第11回コラム

アパレルOEMのお話

底が抜けました。

私どもの祖業のアパレルOEMですが、現在は既存のお取引先だけに限らせて頂き、ご紹介以外のご新規様はお断りしております。

 

結論から言いますと、OEMは全く儲からなくなってしまって、OEM部門を解散したからです。

 

 

利益を上げられなくなった原因は、新規参入を含めて同業者が増えすぎてしまい、価格競争の底が抜けたことです。

 

私どもが創業した2001年当時、ジーンズのOEMはまだまだ未開拓の分野でしたが、時間とともに参入障壁が低くなり、今では縫製工場・加工工場、生地屋、倒産やリストラにあったアパレル出身者などなど、市場規模を遥かに超える数のプレイヤーが乱立して、競争する部分は価格だけになってしまいました。

 

つい最近も、社員20人で21億円もの売上を誇った老舗のOEM会社が、10億円の負債を抱えて倒産しています。

社員1人あたり1億円もの売上げは普通なら誇れる業績のはずですが、負債が10億ということは人件費すら出ていなかったと考えられ、粗利率は7〜8%だったと思われます。

つまり、売価100円の仕入値が93円、利益はたったの7円ということです。

客寄せの目玉商品ならまだしも、通常営業でこれですから、これはもうビジネスとして成立していません。

注文を受ければ受けるほど、作れば作るほど赤字だったのでしょうし、実際当社もそうなっていました。

 

 

当社のOEM部門も、大手有名ブランドと取引がありましたが、熾烈な受注合戦を勝ち抜くため、ギリギリの薄利になっていました。

それでも、見積り上では人件費+α程度の利益をとれていたはずが、パターン代、サンプル代、余剰資材、不良品など、見積書には現れない余分な経費がかかって、人件費すら出ていなかったのです。

小売と違って、OEMは1回の納品で百万円単位の売上が立つので、お金が回っているうちは赤字という事実に気付きにくいのです。

 

実質赤字である事を業界20年以上の経験豊富な責任者に指摘すると、「値段を上げると仕事穫れないっすよ、いいんすか?」という始末。

そればかりか、「来月から20%給料上げてくれないと、スタッフと客先ごと同業他社に移籍しますよ」という、コロナ下のオーダーが壊滅状態という中で耳を疑う要求まで飛び出してきました。

 

価格競争の毒を食らって、自分が作った「ファンタジーな見積書」の通りに、ちゃんと利益が出ていてると疑いません。

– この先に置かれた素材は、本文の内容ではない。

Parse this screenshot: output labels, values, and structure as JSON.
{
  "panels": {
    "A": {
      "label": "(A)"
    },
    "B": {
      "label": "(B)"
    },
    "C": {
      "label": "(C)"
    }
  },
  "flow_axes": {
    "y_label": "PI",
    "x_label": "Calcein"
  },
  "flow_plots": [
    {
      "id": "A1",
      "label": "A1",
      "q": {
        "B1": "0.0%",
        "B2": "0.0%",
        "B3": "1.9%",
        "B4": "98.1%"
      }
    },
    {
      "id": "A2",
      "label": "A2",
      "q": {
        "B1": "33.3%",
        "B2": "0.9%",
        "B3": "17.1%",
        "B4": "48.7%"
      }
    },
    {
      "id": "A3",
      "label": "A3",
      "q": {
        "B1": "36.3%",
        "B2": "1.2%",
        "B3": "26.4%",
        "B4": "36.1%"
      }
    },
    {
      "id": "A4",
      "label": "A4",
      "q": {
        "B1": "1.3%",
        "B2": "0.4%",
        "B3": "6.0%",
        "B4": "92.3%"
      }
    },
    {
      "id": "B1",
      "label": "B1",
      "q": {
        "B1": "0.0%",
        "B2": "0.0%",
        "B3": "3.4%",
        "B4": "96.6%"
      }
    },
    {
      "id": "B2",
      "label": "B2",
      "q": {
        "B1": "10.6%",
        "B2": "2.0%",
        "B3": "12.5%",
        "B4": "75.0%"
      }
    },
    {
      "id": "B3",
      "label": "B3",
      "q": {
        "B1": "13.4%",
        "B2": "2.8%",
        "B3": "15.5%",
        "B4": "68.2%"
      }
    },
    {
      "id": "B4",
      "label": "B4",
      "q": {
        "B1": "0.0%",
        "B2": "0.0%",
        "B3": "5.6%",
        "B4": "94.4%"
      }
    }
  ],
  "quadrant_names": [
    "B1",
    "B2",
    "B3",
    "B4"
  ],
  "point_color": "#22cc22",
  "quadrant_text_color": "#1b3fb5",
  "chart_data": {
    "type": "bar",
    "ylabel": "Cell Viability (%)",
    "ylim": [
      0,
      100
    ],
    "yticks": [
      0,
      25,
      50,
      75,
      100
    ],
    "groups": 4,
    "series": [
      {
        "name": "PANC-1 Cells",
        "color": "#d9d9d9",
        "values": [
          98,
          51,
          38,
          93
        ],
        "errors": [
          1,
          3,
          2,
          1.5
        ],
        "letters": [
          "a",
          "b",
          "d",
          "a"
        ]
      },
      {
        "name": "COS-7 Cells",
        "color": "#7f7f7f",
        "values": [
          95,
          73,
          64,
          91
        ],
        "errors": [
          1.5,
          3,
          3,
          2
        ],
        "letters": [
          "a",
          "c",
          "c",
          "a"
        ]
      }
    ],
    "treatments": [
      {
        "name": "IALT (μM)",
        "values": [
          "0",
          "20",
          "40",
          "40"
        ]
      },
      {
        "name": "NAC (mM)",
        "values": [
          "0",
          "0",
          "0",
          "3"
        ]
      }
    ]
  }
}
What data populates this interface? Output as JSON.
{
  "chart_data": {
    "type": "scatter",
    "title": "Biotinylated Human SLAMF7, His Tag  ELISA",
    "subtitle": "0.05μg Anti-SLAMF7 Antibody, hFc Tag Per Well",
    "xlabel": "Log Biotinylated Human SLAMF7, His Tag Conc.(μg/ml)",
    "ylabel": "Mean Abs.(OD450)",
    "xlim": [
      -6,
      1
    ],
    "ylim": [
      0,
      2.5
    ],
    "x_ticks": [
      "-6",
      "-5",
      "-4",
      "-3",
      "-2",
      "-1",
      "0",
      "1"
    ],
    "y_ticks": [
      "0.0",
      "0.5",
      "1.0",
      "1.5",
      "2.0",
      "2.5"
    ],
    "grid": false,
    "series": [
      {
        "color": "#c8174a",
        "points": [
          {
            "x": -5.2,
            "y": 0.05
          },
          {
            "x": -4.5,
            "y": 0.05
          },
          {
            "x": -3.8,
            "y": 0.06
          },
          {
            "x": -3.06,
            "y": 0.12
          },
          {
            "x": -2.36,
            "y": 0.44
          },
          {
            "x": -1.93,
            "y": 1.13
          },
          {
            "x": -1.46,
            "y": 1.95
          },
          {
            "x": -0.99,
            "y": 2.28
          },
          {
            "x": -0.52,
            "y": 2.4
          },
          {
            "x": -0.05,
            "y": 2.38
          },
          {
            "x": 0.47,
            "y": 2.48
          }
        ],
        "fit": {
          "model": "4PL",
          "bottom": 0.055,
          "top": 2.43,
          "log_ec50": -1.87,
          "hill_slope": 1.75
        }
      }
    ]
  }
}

そればかりか、社長の私が着服してるという疑いまで吐露する始末。

何より失望したのは、上げてくれといのは自分の給料だけで、部下の給料には一切言及ナシという、責任者の資質ゼロな点でした。

 

赤字とはいえ、零細企業から1億数千万の売上が消滅するのですから、ダメージは小さくありません。

一晩だけ悩みましたが、よくよく考えると、赤字を垂れ流すだけの事業と、それに関わる社員3名、利益をまともにもらえないブラックな取引先を丸ごと引き受けてくれるということです。

無理に続けても会社の存続に関わってくるので、移籍するという会社に真実がバレないうちに、「なる早で移籍してくれ!」と、3ケ月後には完全移籍して頂きました。

 

というわけで、現在のOEMは専任を置かずに、ちゃんと利益を頂けるホワイトなお取引先様だけに限って続けているので、ご新規様は物理的にお引き受けできなくなっております。

 

なので、「安く作りたい!」という目的でお問い合わせ頂いても、正当な利益を乗せたお見積もりしか出しません。

加えて、50枚以下の小ロット生産は、かかる手間は500枚作るのと同じなので、利益も10倍頂きます。

価格重視や小ロット生産をご希望の場合、お互い時間の無駄ですので、お問い合わせはご遠慮下さい。

 

 

OEM業界では、先に燃料が尽きた方から墜落するような命がけのフライトが今日も進行中です。